- The Washington Times - Wednesday, October 11, 2000

Medicare has emerged as the key domestic policy issue of this fall’s presidential cam paign. Both Vice President Al Gore and Gov. George Bush are blitzing the battleground states with campaign ads that trumpet their competing plans to offer prescription drug coverage for senior citizens. Unfortunately, both candidates miss the point about Medicare’s real problem.
For 35 years, the federal government has been unsuccessful in its battle to costs without paying for prescription drugs. Adding a monumentally expensive new drug benefit to a program whose costs have been out of control for decades may be politically popular, but it is fiscally irresponsible.
So, what is the truth about Medicare? Simply put, Medicare is unfair to today’s workers. Baby Boomers and Generation Xers perceive the nearly bankrupt program as an expensive entitlement for politically powerful senior citizens, not as something that will ever benefit them. Although today’s candidates for president won’t admit it, that perception is correct. Unless benefits are cut and out-of-pocket costs increased to the individuals covered by Medicare, the program is doomed to failure.
Medicare is based on the premise that the current working generation pays the taxes to support benefits for the current retired generation. In order for it to work properly, Medicare must have many more workers paying into it than retirees drawing out of it. As we all know, that formula is about to reverse itself. What happens then? Bankruptcy of the program and its eventual elimination.

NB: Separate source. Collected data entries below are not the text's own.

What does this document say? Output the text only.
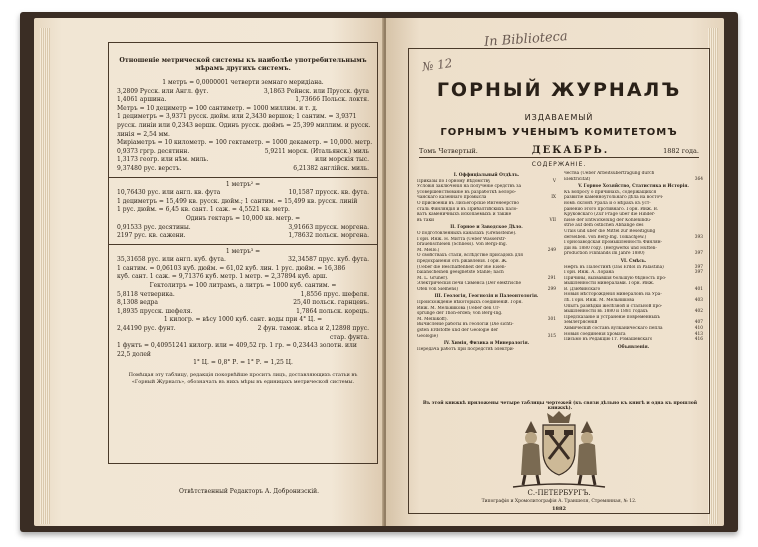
Отношеніе метрической системы къ наиболѣе употребительнымъ
мѣрамъ другихъ системъ.
1 метръ = 0,0000001 четверти земнаго меридіана.
3,2809 Русск. или Англ. фут.	3,1863 Рейнск. или Прусск. фута
1,4061 аршина.	1,73666 Польск. локтя.
Метръ = 10 дециметр = 100 сантиметр. = 1000 миллим. и т. д.
1 дециметръ = 3,9371 русск. дюйм. или 2,3430 вершок; 1 сантим. = 3,9371
русск. линіи или 0,2343 вершк. Одинъ русск. дюймъ = 25,399 миллим. и русск.
линія = 2,54 мм.
Миріаметръ = 10 километр. = 100 гектаметр. = 1000 декаметр. = 10,000. метр.
0,9373 гргр. десятинн.	5,9211 морск. (Итальянск.) миль
1,3173 геогр. или нѣм. миль.	или морскія тыс.
9,37480 рус. верстъ.	6,21382 англійск. миль.
1 метръ² =
10,76430 рус. или англ. кв. фута	10,1587 прусск. кв. фута.
1 дециметръ = 15,499 кв. русск. дюйм.; 1 сантим. = 15,499 кв. русск. линій
1 рус. дюйм. = 6,45 кв. сант. 1 саж. = 4,5521 кв. метр.
Одинъ гектаръ = 10,000 кв. метр. =
0,91533 рус. десятины.	3,91663 прусск. моргена.
2197 рус. кв. сажени.	1,78632 польск. моргена.
1 метръ³ =
35,31658 рус. или англ. куб. фута.	32,34587 прус. куб. фута.
1 сантим. = 0,06103 куб. дюйм. = 61,02 куб. лин. 1 рус. дюйм. = 16,386
куб. сант. 1 саж. = 9,71376 куб. метр. 1 метр. = 2,37894 куб. арш.
Гектолитръ = 100 литрамъ, а литръ = 1000 куб. сантим. =
5,8118 четверика.	1,8556 прус. шефеля.
8,1308 ведра	25,40 польск. гарнцевъ.
1,8935 прусск. шефеля.	1,7864 польск. корецъ.
1 килогр. = вѣсу 1000 куб. сант. воды при 4° Ц. =
2,44190 рус. фунт.	2 фун. тамож. вѣса и 2,12898 прус.
стар. фунта.
1 фунтъ = 0,40951241 килогр. или = 409,52 гр. 1 гр. = 0,23443 золотн. или
22,5 долей
1° Ц. = 0,8° Р. = 1° Р. = 1,25 Ц.
Помѣщая эту таблицу, редакція покорнѣйше проситъ лицъ, доставляющихъ статьи въ «Горный Журналъ», обозначать въ нихъ мѣры въ единицахъ метрической системы.
Отвѣтственный Редакторъ А. Добронизскій.
№ 12
In Biblioteca
ГОРНЫЙ ЖУРНАЛЪ
ИЗДАВАЕМЫЙ
ГОРНЫМЪ УЧЕНЫМЪ КОМИТЕТОМЪ
Томъ Четвертый.	ДЕКАБРЬ.	1882 года.
СОДЕРЖАНІЕ.
I. Оффиціальный Отдѣлъ.
Приказы по Горному Вѣдомству	V
Условія заключенія на полученіе средствъ за
усовершенствованіе въ разработкѣ Белоро-
чанскаго казеннаго промысла	IX
О присвоеніи въ Лисьегорскіе Ингенеерство
сталь Финляндія и въ Прибалтійскихъ пало-
ватъ каменичныхъ ископаемыхъ и также
въ таки	VII
II. Горное и Заводское Дѣло.
О подготовленныхъ каналахъ (Grenssteine).
Горн. Инж. Н. Митта (Ueber Wasserstr-
brauenschleien (Schliess). Von Bergi-Ing.
M. Mello.)	249
О свойствахъ стали, вслѣдствіе присадокъ для
предохраненія отъ ржавленія. Горн. Ж.
(Ueber die Beschaffenheit der Bie Eisen-
balanscheinen geeignetste Stahle; nach
M. L. Grüner).	291
Электрическія печи Сименса (Der elektrische
Ofen von Siemens)	299
III. Геологія, Геогнозія и Палеонтологія.
Происхожденіе нѣкоторыхъ соединеній. Горн.
Инж. М. Мельникова (Ueber den Ur-
sprunge der Thon-erden; von Berg-Ing.
M. Melnikoff).	301
Вычисленіе работы въ геологіи (Die sichti-
gsten Erdstoffe und der Geologie der
Geologie)	315
IV. Химія, Физика и Минералогія.
Передача работъ при посредствѣ электри-
чества (Ueber Arbeitsübertragung durch
Elektricität)	364
V. Горное Хозяйство, Статистика и Исторія.
Къ вопросу о причинахъ, содержащихся
развитіе каменноугольнаго дѣла на восточ-
номъ склонѣ Урала и о мѣрахъ къ уст-
раненію этого противнаго. Горн. Инж. В.
Круковскаго (Zur Frage über die Hinder-
nisse der Entwickelung der Kohlenindu-
strie auf dem östlichen Abhange des
Urals und über die Mittel zur Beseitigung
derselben. von Berg-Ing. Tolkachjew.)	393
Горнозаводская промышленность Финлян-
діи въ 1880 году. (Bergwerks und Hütten-
production Finnlands im Jahre 1880)	397
VI. Смѣсь.
Нефть въ Палестинѣ (Das Erdöl in Palästina)	397
Горн. Инж. А. Лорана	397
Причины, вызвавшія большую бѣдность про-
мышленности минералами. Горн. Инж.
В. Дзюбинскаго	401
Новыя мѣсторожденія минераловъ на Ура-
лѣ. Горн. Инж. М. Мельникова	403
Опытъ развѣдки желѣзной и стальной про-
мышленности въ 1880 и 1881 годахъ	402
Предсказаніе и устраненіе повременныхъ
землетрясеній	407
Химическій составъ вулканическаго пепла	410
Новыя соединенія хромата	413
Письмо въ Редакцію Гг. Ромашевскаго	416
Объявленія.
Въ этой книжкѣ приложены четыре таблицы чертежей (къ связи дѣльно къ книгѣ и одна къ прошлой книжкѣ).
С.-ПЕТЕРБУРГЪ.
Типографія и Хромолитографія А. Траншеля, Стремянная, № 12.
1882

It is a foregone conclusion that Medicare will be changed to prevent that from happening. Three general types of Medicare reform have been proposed: cuts in provider payments, higher taxes, and managed care. All four are politically viable in the short term because they don’t offend the senior citizens’ lobby. None, however, increases fairness for current workers. Without addressing the fairness issue addressed, workers’ support for Medicare payroll taxes will continue to erode.
Reductions in payments to health care providers, or more accurately, reductions in the growth of such payments, has been used to no avail throughout Medicare’s history. This unsuccessful policy has brought the system to the brink of bankruptcy, with no easy fix in sight. Health care providers defeat the intent of reducing the growth of payments by simply billing Medicare for more procedures and for more costly procedures. Moreover, the draconian cuts that are needed to keep Medicare afloat will inevitably result in reductions in the quality of care and in rejection of more Medicare patients by health care providers.
Increasing Medicare taxes is another solution often bandied about by those who believe that simply investing more money will somehow solve the problem. It won’t. To balance Medicare income and expenditures, it will eventually be necessary to double Medicare taxes. Doing so would damage the economy and increase unemployment. Future economic growth would be stunted, resulting in less Medicare tax revenues. The result? The system would go bankrupt anyway.
Managed care is often floated as the solution. Managed care, however, has been part of the Medicare system since 1984. Research shows it has cost money rather than saving any. It is disingenuous for candidates to propose more managed care in Medicare when the federal government has yet to find a way to make it work to contain costs.
If the reforms discussed here don’t address the real issue of unfairness in the Medicare program, what does?
First, let’s understand the underpinnings of this issue. Medicare is growing faster than taxes can support it, for two reasons. The first is the uncontrolled growth in the number of expenditures per beneficiary (recent favorable experience notwithstanding). The second is the aging of the Baby Boom generation. Nothing can be done about the latter, so something must be done about the former. But the reason for this uncontrolled growth is that like most persons in this nation who have health insurance, Medicare beneficiaries have too much coverage.
That is, they pay so little out of pocket directly to health care providers that there is no incentive for doctors or hospitals to be concerned about costs. Most Medicare beneficiaries pay almost nothing directly to a health care provider because they have Medicare supplement policies. Research shows that even modest Medicare copayments and deductibles could have a powerful impact on overutilization of health care services.
Research also shows that if all patients, not just Medicare recipients, were required to pay reasonable amounts out-of-pocket, the rate of increase in health care costs could actually be brought under control. Thus, genuine Medicare reform would have to result in greater out-of-pocket payments both for Medicare recipients and all patients. No other policy actually results in slowing the rate of growth of health care expenditures.
But don’t expect the candidates to discuss this type of reform. First, proposing such a policy would be political suicide. Second, most candidates do not have any understanding of the dynamics of health care and the powerful effect that out-of-pocket payments have on health care cost increases. Although such a policy would eventually result in fewer out-of-pocket costs, it will be perceived as a mere shifting of costs to beneficiaries.

Guy King, a member of the American Academy of Actuaries, served as chief actuary of the U.S. Health Care Financing Administration from 1978 until 1994.